Web technology is helping The Smeal College of Business Administration nearly eliminate exam conflicts in the large classes of its undergraduate "junior core" -- a set of four integrated courses that undergraduate business students take in their third year.
The exam scheduling system, which underwent a shakedown during the fall semester, allows students to pick when it is most convenient for them to take their exams. The real proof came during finals when tests for 3,600 students had to be scheduled.
"While it's impossible to totally eliminate conflicts, we have narrowed it down to a handful," said Judy Ray, senior research associate with Smeal's Research, Instruction and Information Technology Group. "The remaining instances largely involved things you can't plan for, like a sudden illness or an unexpected need to be out of town."
According to Ray, the scheduling system is simple to use. Students can sign up for a test on-campus or off, and they can do it with a PC, Mac or UNIX-based system.

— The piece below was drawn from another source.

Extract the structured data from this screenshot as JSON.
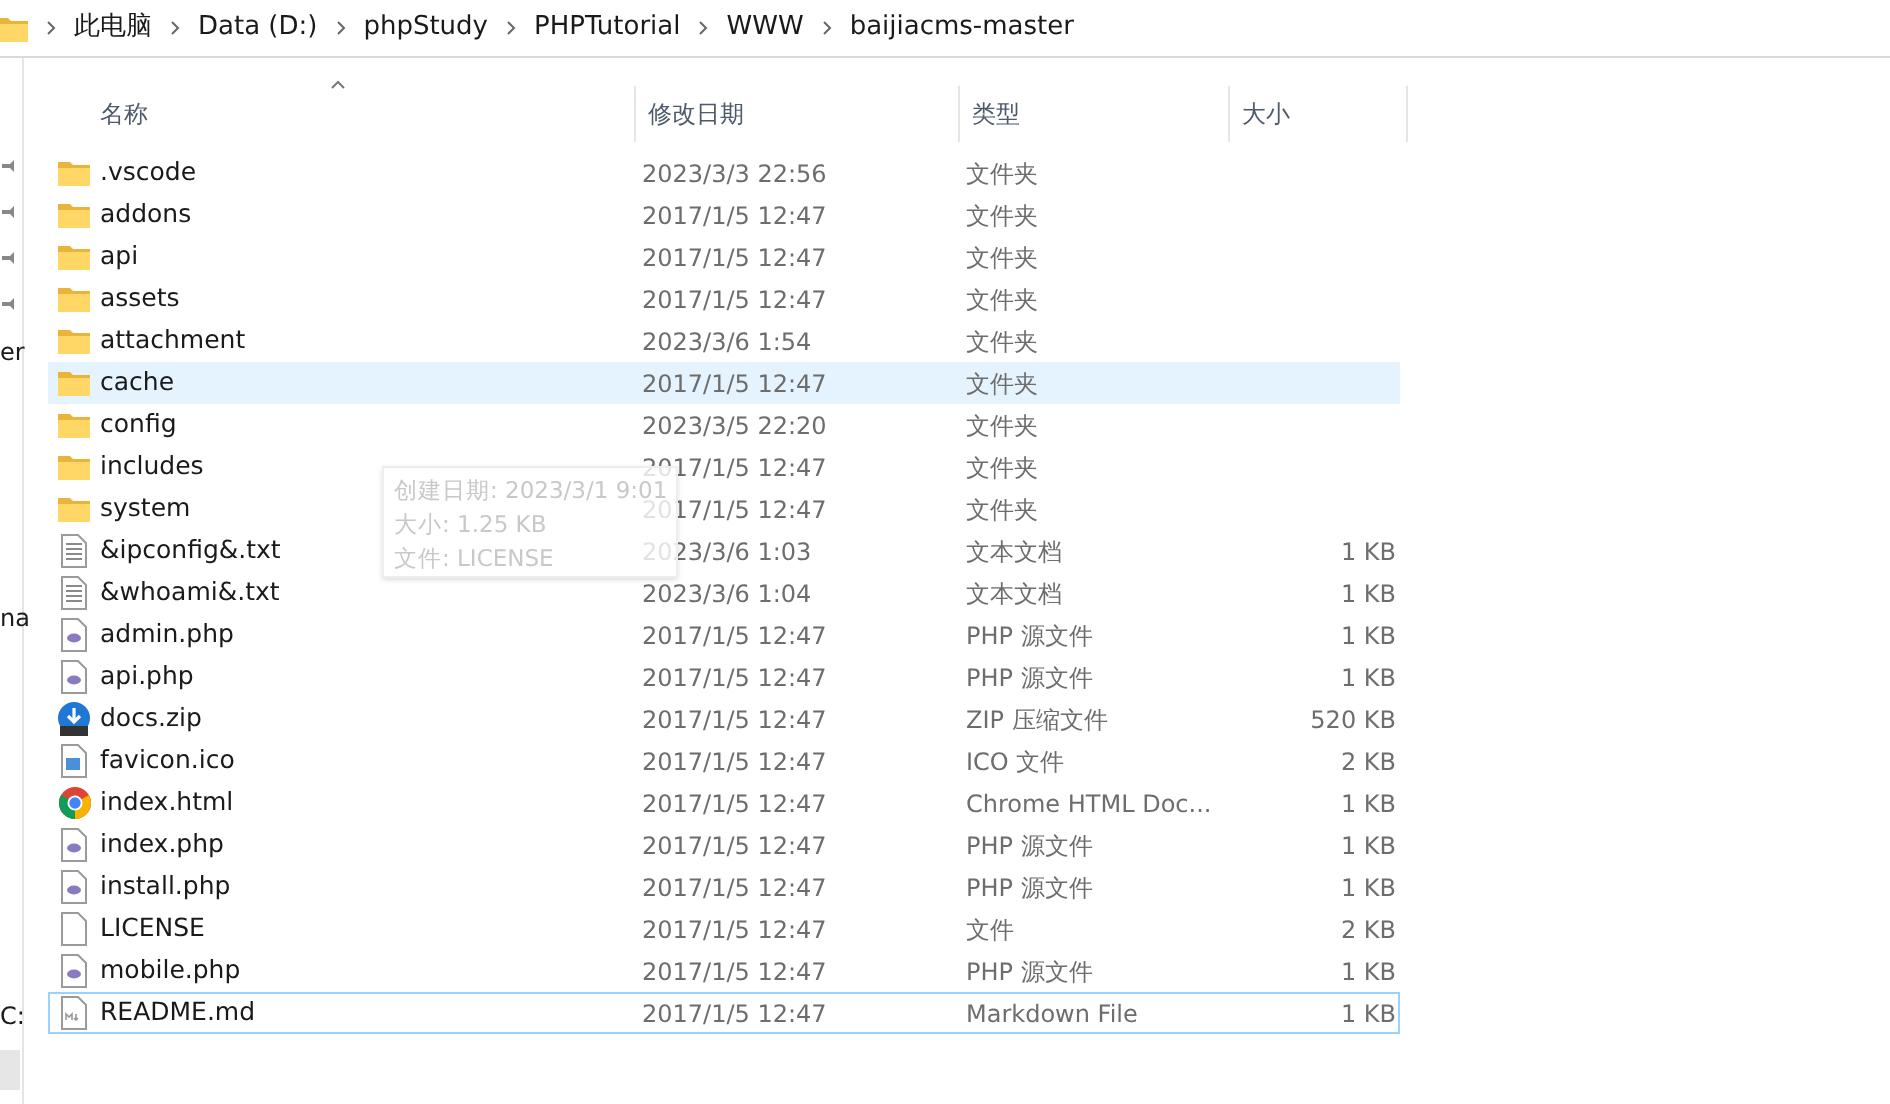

They pull up the proper Web form, determine which day and time is best for them to take the test, then fill in their name, access identification and session choice. The scheduling system, a database on a secure server accessed via the Internet, then checks to assure the student is registered for the class and whether or not there are seats available at the desired date and time.
Exams are held over a three-day period with some 20 different sessions offered. If a particular session is full, the system won't allow a student to sign up and another choice must be made. Once the arrangements are successfully completed, the test-taker receives a confirming e-mail.
"We had some minor problems involving spellings of student names and we'd like our database to be fully in synch with information at the Registrar's Office," Ray said. "But we're well on the way toward an automated system that would allow students to sign up for the test, be admitted to a session by a card-swipe authorization, take the test electronically, and get their results instantly."
E-scheduling is the latest large-scale use of educational technology by The Smeal College since it began a major application of electronic testing last year. Beyond scheduling, Smeal personnel are putting the finishing touches on a system that would allow hundreds of students to schedule interviews with companies recruiting in the college's highly popular internship program. Another project involves peer evaluations in the junior core.
Each of the courses in the junior core has a particular focus, but the content is integrated so that students get a sense of how different parts of a business really work, how they are interrelated, and how one affects the others.